The US has urged Pakistan to expand Financial Action Task Force (FATF) safeguards to informal sectors of economy amid its concerns over slow progress on implementation of the 27-point action plan, media reported on Friday.
A US delegation which has been assessing the on-ground implementation of the 27-point action plan of the FATF took up the matter on Wednesday with federal minister Hammad Azhar, who is also the coordinator on FATF affairs from the civilian side, the Express Tribune reported.
The delegation is visiting the country to have an independent assessment of steps, actions and measures identified during the Florida meetings of the the Paris-based anti-money laundering watchdog in June this year and the progress made by Pakistan since then. In June, the FATF said that Pakistan failed to complete its action plan on terror financing.
It warned Islamabad to meet its commitment by October or face action, which could possibly lead to the country getting blacklisted. Sources told the newspaper that during meeting with the government officials, the US delegation acknowledged the work done by Pakistan during the past 15 months but expressed concerns over slow progress that would result in the missing of many of the agreed action points.
The delegation urged Pakistani authorities to put more concerted efforts to address the deficiencies in Anti-Money Laundering (AML) and Combating Financing of Terrorism (CFT) regimes, which led to grey listing of Pakistan with effect from June last year.

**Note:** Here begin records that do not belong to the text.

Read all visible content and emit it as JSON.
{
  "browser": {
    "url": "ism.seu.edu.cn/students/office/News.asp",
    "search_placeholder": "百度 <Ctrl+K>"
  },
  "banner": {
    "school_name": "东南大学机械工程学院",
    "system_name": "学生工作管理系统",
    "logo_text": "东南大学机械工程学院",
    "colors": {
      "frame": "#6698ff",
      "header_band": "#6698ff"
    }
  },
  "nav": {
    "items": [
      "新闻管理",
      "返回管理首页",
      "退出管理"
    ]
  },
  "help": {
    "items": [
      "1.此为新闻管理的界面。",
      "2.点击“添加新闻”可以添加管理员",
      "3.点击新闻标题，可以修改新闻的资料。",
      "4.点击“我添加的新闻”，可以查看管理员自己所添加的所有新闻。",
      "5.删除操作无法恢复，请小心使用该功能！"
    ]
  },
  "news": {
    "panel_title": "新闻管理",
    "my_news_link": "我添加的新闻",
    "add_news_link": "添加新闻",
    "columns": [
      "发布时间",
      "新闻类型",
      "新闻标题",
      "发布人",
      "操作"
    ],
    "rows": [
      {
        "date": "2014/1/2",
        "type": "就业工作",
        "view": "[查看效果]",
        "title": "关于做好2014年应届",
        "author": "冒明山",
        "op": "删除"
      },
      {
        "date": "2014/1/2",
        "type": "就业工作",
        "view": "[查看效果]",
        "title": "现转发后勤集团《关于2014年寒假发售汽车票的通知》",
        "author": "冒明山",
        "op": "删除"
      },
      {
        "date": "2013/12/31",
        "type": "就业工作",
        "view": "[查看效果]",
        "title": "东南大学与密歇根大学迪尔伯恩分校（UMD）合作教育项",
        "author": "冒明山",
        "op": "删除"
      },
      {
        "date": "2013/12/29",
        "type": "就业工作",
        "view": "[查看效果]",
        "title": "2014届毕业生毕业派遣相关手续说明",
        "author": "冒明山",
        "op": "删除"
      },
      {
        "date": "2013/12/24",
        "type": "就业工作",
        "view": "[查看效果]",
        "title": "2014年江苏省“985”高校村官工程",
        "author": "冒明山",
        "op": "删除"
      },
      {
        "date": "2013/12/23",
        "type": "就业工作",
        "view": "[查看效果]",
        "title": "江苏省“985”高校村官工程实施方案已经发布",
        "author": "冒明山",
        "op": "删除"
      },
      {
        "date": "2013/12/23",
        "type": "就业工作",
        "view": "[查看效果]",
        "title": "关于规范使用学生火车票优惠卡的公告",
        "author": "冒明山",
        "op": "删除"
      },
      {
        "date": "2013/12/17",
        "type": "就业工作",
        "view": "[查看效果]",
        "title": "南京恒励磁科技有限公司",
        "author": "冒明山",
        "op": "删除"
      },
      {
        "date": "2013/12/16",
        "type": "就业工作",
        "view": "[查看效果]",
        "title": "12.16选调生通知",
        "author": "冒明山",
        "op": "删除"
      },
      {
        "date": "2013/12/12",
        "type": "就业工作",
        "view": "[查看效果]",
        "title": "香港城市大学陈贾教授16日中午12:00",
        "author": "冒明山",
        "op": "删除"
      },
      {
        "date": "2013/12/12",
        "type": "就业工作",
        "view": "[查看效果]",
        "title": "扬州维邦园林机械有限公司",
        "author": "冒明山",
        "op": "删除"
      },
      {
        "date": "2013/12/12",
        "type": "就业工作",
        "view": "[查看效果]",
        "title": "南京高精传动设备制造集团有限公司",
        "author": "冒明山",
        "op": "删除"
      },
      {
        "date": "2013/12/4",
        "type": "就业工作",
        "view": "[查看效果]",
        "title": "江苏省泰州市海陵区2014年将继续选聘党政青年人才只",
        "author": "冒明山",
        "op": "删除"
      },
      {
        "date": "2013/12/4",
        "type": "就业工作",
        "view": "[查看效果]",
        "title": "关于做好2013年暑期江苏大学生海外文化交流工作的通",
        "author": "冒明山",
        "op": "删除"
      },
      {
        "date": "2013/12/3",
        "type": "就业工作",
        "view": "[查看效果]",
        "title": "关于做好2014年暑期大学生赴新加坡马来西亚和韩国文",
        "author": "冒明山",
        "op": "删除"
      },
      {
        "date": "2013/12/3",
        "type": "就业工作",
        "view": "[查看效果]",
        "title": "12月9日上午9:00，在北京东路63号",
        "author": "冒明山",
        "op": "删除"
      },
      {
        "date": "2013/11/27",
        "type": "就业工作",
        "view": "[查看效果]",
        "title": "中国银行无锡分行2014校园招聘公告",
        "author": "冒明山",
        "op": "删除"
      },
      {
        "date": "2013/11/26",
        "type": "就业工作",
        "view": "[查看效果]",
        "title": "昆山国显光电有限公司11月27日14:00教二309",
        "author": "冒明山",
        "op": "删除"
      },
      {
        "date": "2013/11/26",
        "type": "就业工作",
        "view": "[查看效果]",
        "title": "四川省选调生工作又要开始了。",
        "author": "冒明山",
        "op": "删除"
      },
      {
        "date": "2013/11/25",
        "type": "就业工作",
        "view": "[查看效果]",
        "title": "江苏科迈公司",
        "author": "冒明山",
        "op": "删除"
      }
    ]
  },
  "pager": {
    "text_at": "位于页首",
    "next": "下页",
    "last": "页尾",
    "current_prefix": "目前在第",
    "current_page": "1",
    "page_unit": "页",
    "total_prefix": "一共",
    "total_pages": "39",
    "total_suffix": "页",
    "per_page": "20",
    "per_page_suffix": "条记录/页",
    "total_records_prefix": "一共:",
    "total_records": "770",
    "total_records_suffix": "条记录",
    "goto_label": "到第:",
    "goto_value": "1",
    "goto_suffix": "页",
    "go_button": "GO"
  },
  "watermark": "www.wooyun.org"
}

The US delegation got first-hand information about the country's preparedness to deliver on the action plan during its interaction with private and public sectors, which began on Monday in Karachi. Federal Minister Azhar has recently been appointed as coordinator of a Cabinet body that is overseeing implementation on the FATF Action Plan.
This is in addition to the National Executive Committee on anti-money laundering that is headed by Advisor to Prime Minister on Finance Abdul Hafeez Shaikh. Official sources said that the US delegation discussed the loopholes in the financial system and its lack of coverage of various sectors of the economy.
They said that the US authorities were of the view that about one-fourth transactions were still taking place outside the formal banking sector. They advised the Pakistan authorities to take measures that could fully capture the business transactions in the real estate and the agriculture sectors, the sources said.
They urged the US authorities to review the country's progress instead of judging it on the 27 goals, the sources said. The US delegation came to Pakistan nearly two weeks before the government is set to submit a report on August 13 on the steps and actions taken by the country on the 27-point Action plan before the Joint Group of the Asia Pacific Group (AGP) for a joint review.
The joint group would discuss the findings of the report in a September 9-13 meeting in Bangkok. Pakistan is a member of the APG and its case is being presented before the FATF by the APG. India's Financial Intelligence Unit's (FIU) director general and the US Assistant Treasury Secretary Marshall Billingslea co-chair the Joint Group.
“We have made a lot of progress since June last year but yes we have not still reached to an ideal situation,” a senior government official said on condition of anonymity. The official said that Pakistan still needed more time to fully implement the 27-point Action Plan and that the government would work with international partners to seek more time from the FATF.